Towards midnight our talk of London died away, and we stood side by side leaning over the bulwarks and staring dreamily over the silent, starlit sea, each pursuing his own thoughts. It was the atmosphere for sentiment, and I began upon my gratitude.

“If I may say it,” said I, after a time, “you have saved my life.”

“Chance,” he answered. “Just chance.”

“I prefer to make my thanks to the accessible agent.”

“Thank no one. You had the need, and I had the knowledge; and I injected and fed you much as I might have collected a specimen. I was bored, and wanted something to do. If I’d been jaded that day, or hadn’t liked your face, well—it’s a curious question where you would have been now!”

This damped my mood a little. “At any rate,” I began.

“It’s chance, I tell you,” he interrupted,—“as everything is in a man’s life. Only the asses won’t see it! Why am I here now, an outcast from civilisation, instead of being a happy man enjoying all the pleasures of London? Simply because eleven years ago—I lost my head for ten minutes on a foggy night.”

He stopped. “Yes?” said I.

“That’s all.”

We relapsed into silence. Presently he laughed. “There’s something in this starlight that loosens one’s tongue. I’m an ass, and yet somehow I would like to tell you.”

“Whatever you tell me, you may rely upon my keeping to myself—if that’s it.”

He was on the point of beginning, and then shook his head, doubtfully.
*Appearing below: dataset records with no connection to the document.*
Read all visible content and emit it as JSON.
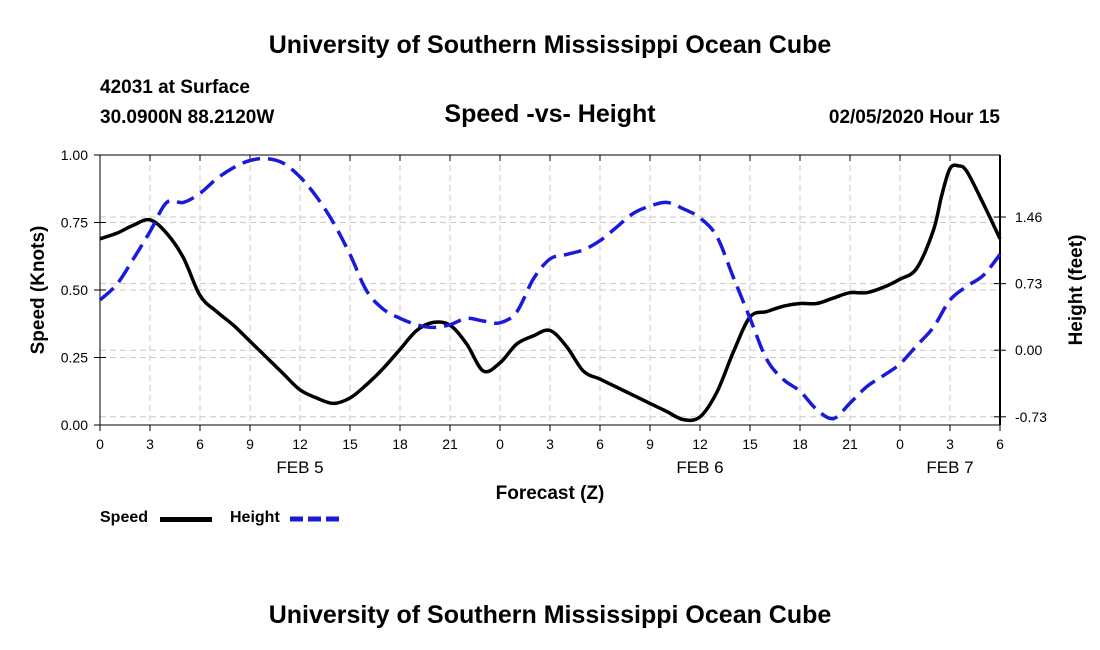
{
  "page": {
    "title_top": "University of Southern Mississippi Ocean Cube",
    "title_bottom": "University of Southern Mississippi Ocean Cube",
    "station_line1": "42031 at Surface",
    "station_line2": "30.0900N 88.2120W",
    "chart_title": "Speed -vs- Height",
    "run_time": "02/05/2020 Hour 15",
    "legend": [
      {
        "label": "Speed",
        "color": "#000000",
        "style": "solid"
      },
      {
        "label": "Height",
        "color": "#1a1adb",
        "style": "dashed"
      }
    ]
  },
  "chart_data": {
    "type": "line",
    "title": "Speed -vs- Height",
    "xlabel": "Forecast (Z)",
    "ylabel": "Speed (Knots)",
    "y2label": "Height (feet)",
    "xlim": [
      0,
      54
    ],
    "ylim": [
      0,
      1
    ],
    "y2lim": [
      -0.82,
      2.14
    ],
    "grid": true,
    "legend_position": "bottom-left",
    "x_ticks": [
      0,
      3,
      6,
      9,
      12,
      15,
      18,
      21,
      24,
      27,
      30,
      33,
      36,
      39,
      42,
      45,
      48,
      51,
      54
    ],
    "x_tick_labels": [
      "0",
      "3",
      "6",
      "9",
      "12",
      "15",
      "18",
      "21",
      "0",
      "3",
      "6",
      "9",
      "12",
      "15",
      "18",
      "21",
      "0",
      "3",
      "6"
    ],
    "day_labels": [
      {
        "x": 12,
        "label": "FEB 5"
      },
      {
        "x": 36,
        "label": "FEB 6"
      },
      {
        "x": 51,
        "label": "FEB 7"
      }
    ],
    "y_ticks": [
      0.0,
      0.25,
      0.5,
      0.75,
      1.0
    ],
    "y_tick_labels": [
      "0.00",
      "0.25",
      "0.50",
      "0.75",
      "1.00"
    ],
    "y2_ticks": [
      -0.73,
      0.0,
      0.73,
      1.46
    ],
    "y2_tick_labels": [
      "-0.73",
      "0.00",
      "0.73",
      "1.46"
    ],
    "series": [
      {
        "name": "Speed",
        "axis": "left",
        "color": "#000000",
        "dash": false,
        "x": [
          0,
          1,
          2,
          3,
          4,
          5,
          6,
          7,
          8,
          9,
          10,
          11,
          12,
          13,
          14,
          15,
          16,
          17,
          18,
          19,
          20,
          21,
          22,
          23,
          24,
          25,
          26,
          27,
          28,
          29,
          30,
          31,
          32,
          33,
          34,
          35,
          36,
          37,
          38,
          39,
          40,
          41,
          42,
          43,
          44,
          45,
          46,
          47,
          48,
          49,
          50,
          50.5,
          51,
          51.5,
          52,
          53,
          54
        ],
        "values": [
          0.69,
          0.71,
          0.74,
          0.76,
          0.71,
          0.62,
          0.48,
          0.42,
          0.37,
          0.31,
          0.25,
          0.19,
          0.13,
          0.1,
          0.08,
          0.1,
          0.15,
          0.21,
          0.28,
          0.35,
          0.38,
          0.37,
          0.3,
          0.2,
          0.23,
          0.3,
          0.33,
          0.35,
          0.29,
          0.2,
          0.17,
          0.14,
          0.11,
          0.08,
          0.05,
          0.02,
          0.03,
          0.12,
          0.27,
          0.4,
          0.42,
          0.44,
          0.45,
          0.45,
          0.47,
          0.49,
          0.49,
          0.51,
          0.54,
          0.58,
          0.72,
          0.85,
          0.95,
          0.96,
          0.94,
          0.82,
          0.69
        ]
      },
      {
        "name": "Height",
        "axis": "right",
        "color": "#1a1adb",
        "dash": true,
        "x": [
          0,
          1,
          2,
          3,
          4,
          5,
          6,
          7,
          8,
          9,
          10,
          11,
          12,
          13,
          14,
          15,
          16,
          17,
          18,
          19,
          20,
          21,
          22,
          23,
          24,
          25,
          26,
          27,
          28,
          29,
          30,
          31,
          32,
          33,
          34,
          35,
          36,
          37,
          38,
          39,
          40,
          41,
          42,
          43,
          44,
          45,
          46,
          47,
          48,
          49,
          50,
          51,
          52,
          53,
          54
        ],
        "values": [
          0.55,
          0.72,
          1.0,
          1.3,
          1.62,
          1.62,
          1.72,
          1.88,
          2.0,
          2.08,
          2.1,
          2.05,
          1.9,
          1.68,
          1.4,
          1.05,
          0.65,
          0.45,
          0.35,
          0.28,
          0.25,
          0.28,
          0.35,
          0.32,
          0.3,
          0.42,
          0.78,
          1.0,
          1.05,
          1.1,
          1.2,
          1.35,
          1.5,
          1.58,
          1.62,
          1.55,
          1.45,
          1.25,
          0.8,
          0.35,
          -0.1,
          -0.32,
          -0.45,
          -0.65,
          -0.75,
          -0.58,
          -0.4,
          -0.28,
          -0.15,
          0.05,
          0.25,
          0.55,
          0.7,
          0.82,
          1.05
        ]
      }
    ]
  }
}
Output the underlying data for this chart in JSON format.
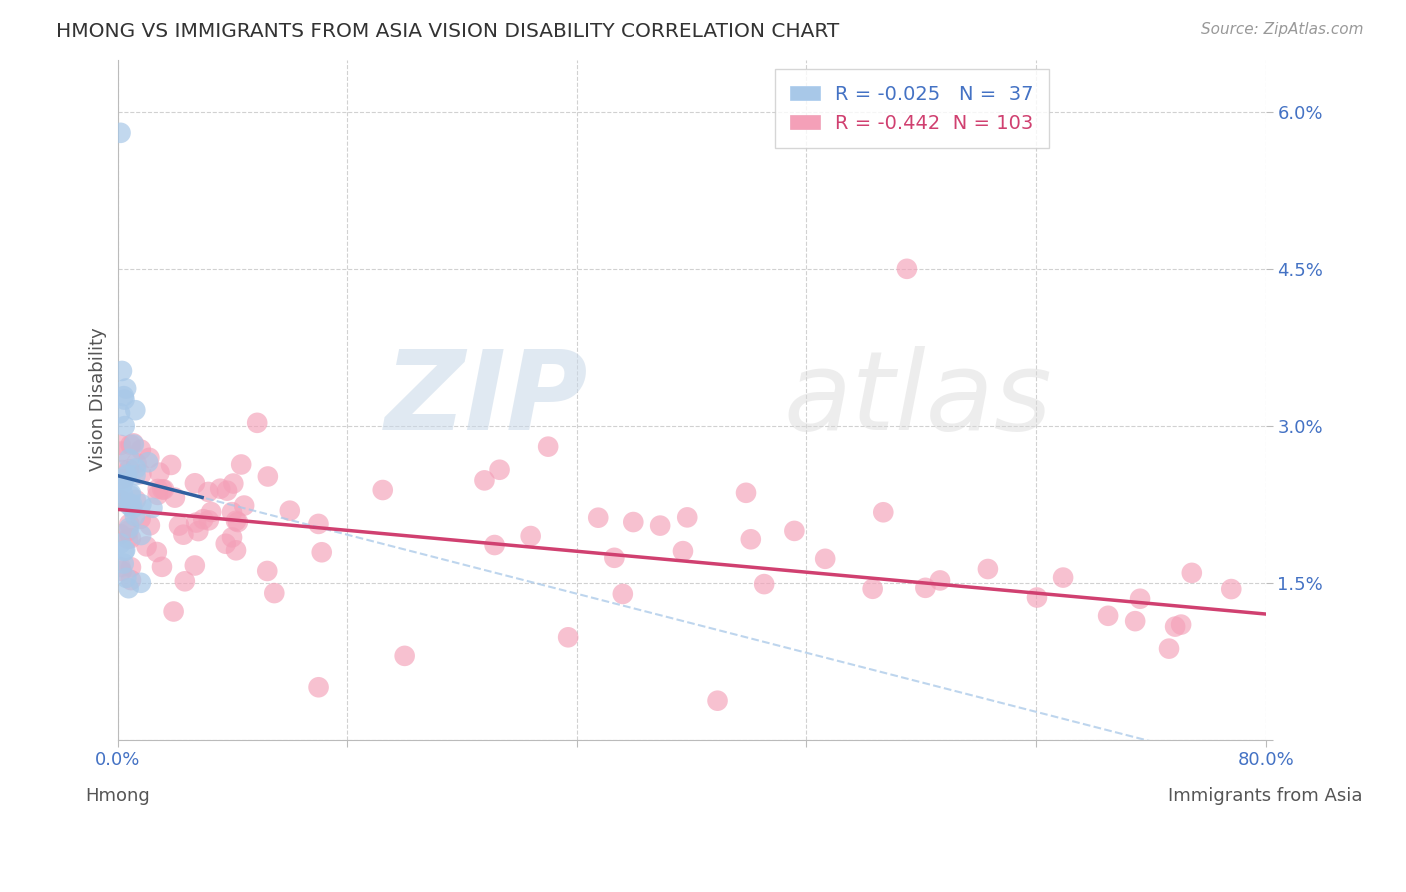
{
  "title": "HMONG VS IMMIGRANTS FROM ASIA VISION DISABILITY CORRELATION CHART",
  "source": "Source: ZipAtlas.com",
  "xlabel_hmong": "Hmong",
  "xlabel_asia": "Immigrants from Asia",
  "ylabel": "Vision Disability",
  "watermark_zip": "ZIP",
  "watermark_atlas": "atlas",
  "blue_R": -0.025,
  "blue_N": 37,
  "pink_R": -0.442,
  "pink_N": 103,
  "xlim": [
    0.0,
    0.8
  ],
  "ylim": [
    0.0,
    0.065
  ],
  "ytick_vals": [
    0.0,
    0.015,
    0.03,
    0.045,
    0.06
  ],
  "ytick_labels": [
    "",
    "1.5%",
    "3.0%",
    "4.5%",
    "6.0%"
  ],
  "xtick_vals": [
    0.0,
    0.16,
    0.32,
    0.48,
    0.64,
    0.8
  ],
  "xtick_labels": [
    "0.0%",
    "",
    "",
    "",
    "",
    "80.0%"
  ],
  "background_color": "#ffffff",
  "grid_color": "#cccccc",
  "blue_color": "#a8c8e8",
  "blue_line_color": "#3060a0",
  "pink_color": "#f4a0b8",
  "pink_line_color": "#d04070",
  "axis_label_color": "#4472c4",
  "legend_blue_color": "#4472c4",
  "legend_pink_color": "#d04070",
  "title_color": "#333333",
  "source_color": "#999999"
}
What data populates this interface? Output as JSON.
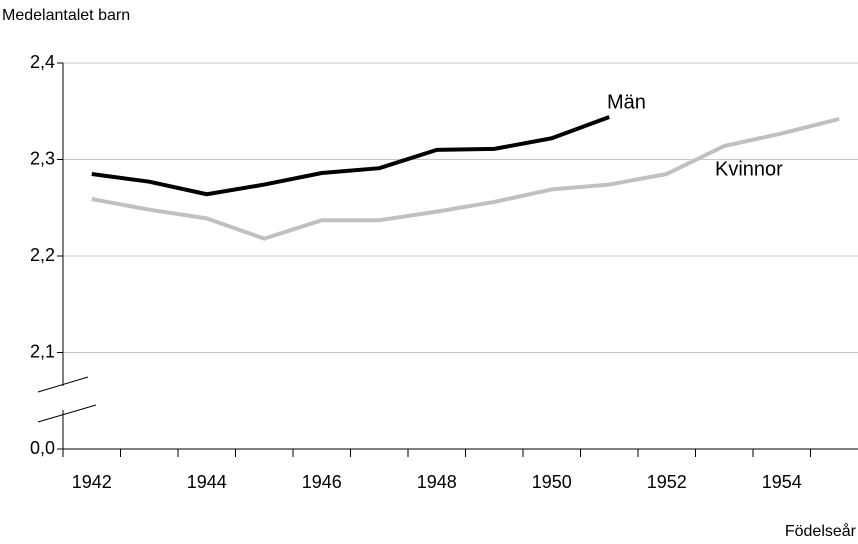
{
  "chart_data": {
    "type": "line",
    "y_label": "Medelantalet barn",
    "x_label": "Födelseår",
    "categories": [
      "1942",
      null,
      "1944",
      null,
      "1946",
      null,
      "1948",
      null,
      "1950",
      null,
      "1952",
      null,
      "1954",
      null
    ],
    "series": [
      {
        "name": "Män",
        "color": "#000000",
        "values": [
          2.285,
          2.277,
          2.264,
          2.274,
          2.286,
          2.291,
          2.31,
          2.311,
          2.322,
          2.344,
          null,
          null,
          null,
          null
        ]
      },
      {
        "name": "Kvinnor",
        "color": "#c0c0c0",
        "values": [
          2.259,
          2.248,
          2.239,
          2.218,
          2.237,
          2.237,
          2.246,
          2.256,
          2.269,
          2.274,
          2.285,
          2.314,
          2.327,
          2.342
        ]
      }
    ],
    "ylim": [
      0,
      2.4
    ],
    "yticks": [
      {
        "value": 0,
        "label": "0,0"
      },
      {
        "value": 2.1,
        "label": "2,1"
      },
      {
        "value": 2.2,
        "label": "2,2"
      },
      {
        "value": 2.3,
        "label": "2,3"
      },
      {
        "value": 2.4,
        "label": "2,4"
      }
    ],
    "y_break": true,
    "grid": true
  }
}
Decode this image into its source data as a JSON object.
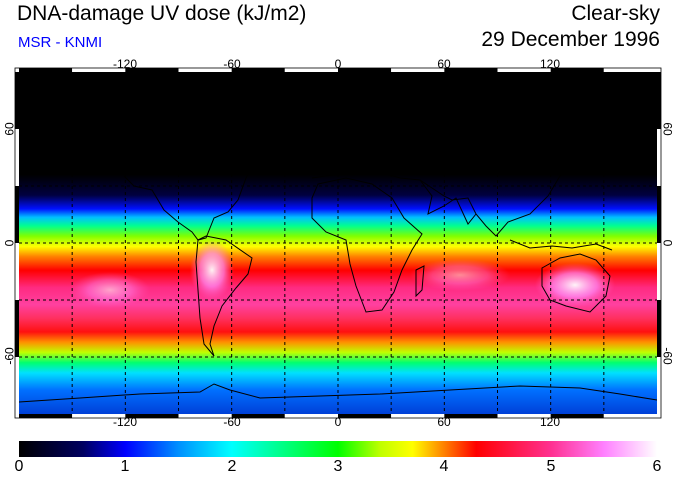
{
  "header": {
    "title": "DNA-damage UV dose (kJ/m2)",
    "source": "MSR - KNMI",
    "condition": "Clear-sky",
    "date": "29 December 1996"
  },
  "colors": {
    "source_text": "#0000ff",
    "ocean_night": "#000000",
    "land_outline": "#000000",
    "gridline": "#000000"
  },
  "map": {
    "projection": "equirectangular",
    "lon_range": [
      -180,
      180
    ],
    "lat_range": [
      -90,
      90
    ],
    "grid_lons": [
      -150,
      -120,
      -90,
      -60,
      -30,
      0,
      30,
      60,
      90,
      120,
      150
    ],
    "grid_lats": [
      -60,
      -30,
      0,
      30,
      60
    ],
    "gridline_style": "dashed"
  },
  "axes": {
    "lon_ticks_top": [
      "-120",
      "-60",
      "0",
      "60",
      "120"
    ],
    "lon_ticks_bottom": [
      "-120",
      "-60",
      "0",
      "60",
      "120"
    ],
    "lat_ticks_left": [
      "60",
      "0",
      "-60"
    ],
    "lat_ticks_right": [
      "60",
      "0",
      "-60"
    ]
  },
  "colorbar": {
    "min": 0,
    "max": 6,
    "labels": [
      "0",
      "1",
      "2",
      "3",
      "4",
      "5",
      "6"
    ],
    "stops": [
      {
        "value": 0.0,
        "color": "#000000"
      },
      {
        "value": 0.6,
        "color": "#000060"
      },
      {
        "value": 1.0,
        "color": "#0000ff"
      },
      {
        "value": 1.5,
        "color": "#0090ff"
      },
      {
        "value": 2.0,
        "color": "#00ffff"
      },
      {
        "value": 2.5,
        "color": "#00ff80"
      },
      {
        "value": 3.0,
        "color": "#00ff00"
      },
      {
        "value": 3.4,
        "color": "#c0ff00"
      },
      {
        "value": 3.7,
        "color": "#ffff00"
      },
      {
        "value": 4.0,
        "color": "#ff8000"
      },
      {
        "value": 4.3,
        "color": "#ff0000"
      },
      {
        "value": 5.0,
        "color": "#ff3090"
      },
      {
        "value": 5.5,
        "color": "#ff80ff"
      },
      {
        "value": 6.0,
        "color": "#ffffff"
      }
    ]
  }
}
“Don’t,” said I. “It is all the same to me. After all, it is better to keep your secret. There’s nothing gained but a little relief if I respect your confidence. If I don’t—well?”

He grunted undecidedly. I felt I had him at a disadvantage, had caught him in the mood of indiscretion; and to tell the truth I was not curious to learn what might have driven a young medical student out of London. I have an imagination. I shrugged my shoulders and turned away. Over the taffrail leant a silent black figure, watching the stars. It was Montgomery’s strange attendant. It looked over its shoulder quickly with my movement, then looked away again.

It may seem a little thing to you, perhaps, but it came like a sudden blow to me. The only light near us was a lantern at the wheel. The creature’s face was turned for one brief instant out of the dimness of the stern towards this illumination, and I saw that the eyes that glanced at me shone with a pale-green light. I did not know then that a reddish luminosity, at least, is not uncommon in human eyes. The thing came to me as stark inhumanity. That black figure with its eyes of fire struck down through all my adult thoughts and feelings, and for a moment the forgotten horrors of childhood came back to my mind. Then the effect passed as it had come. An uncouth black figure of a man, a figure of no particular import, hung over the taffrail against the starlight, and I found Montgomery was speaking to me.

“I’m thinking of turning in, then,” said he, “if you’ve had enough of this.”

I answered him incongruously. We went below, and he wished me good-night at the door of my cabin.

That night I had some very unpleasant dreams. The waning moon rose late. Its light struck a ghostly white beam across my cabin, and made an ominous shape on the planking by my bunk. Then the staghounds woke, and began howling and baying; so that I dreamt fitfully, and scarcely slept until the approach of dawn.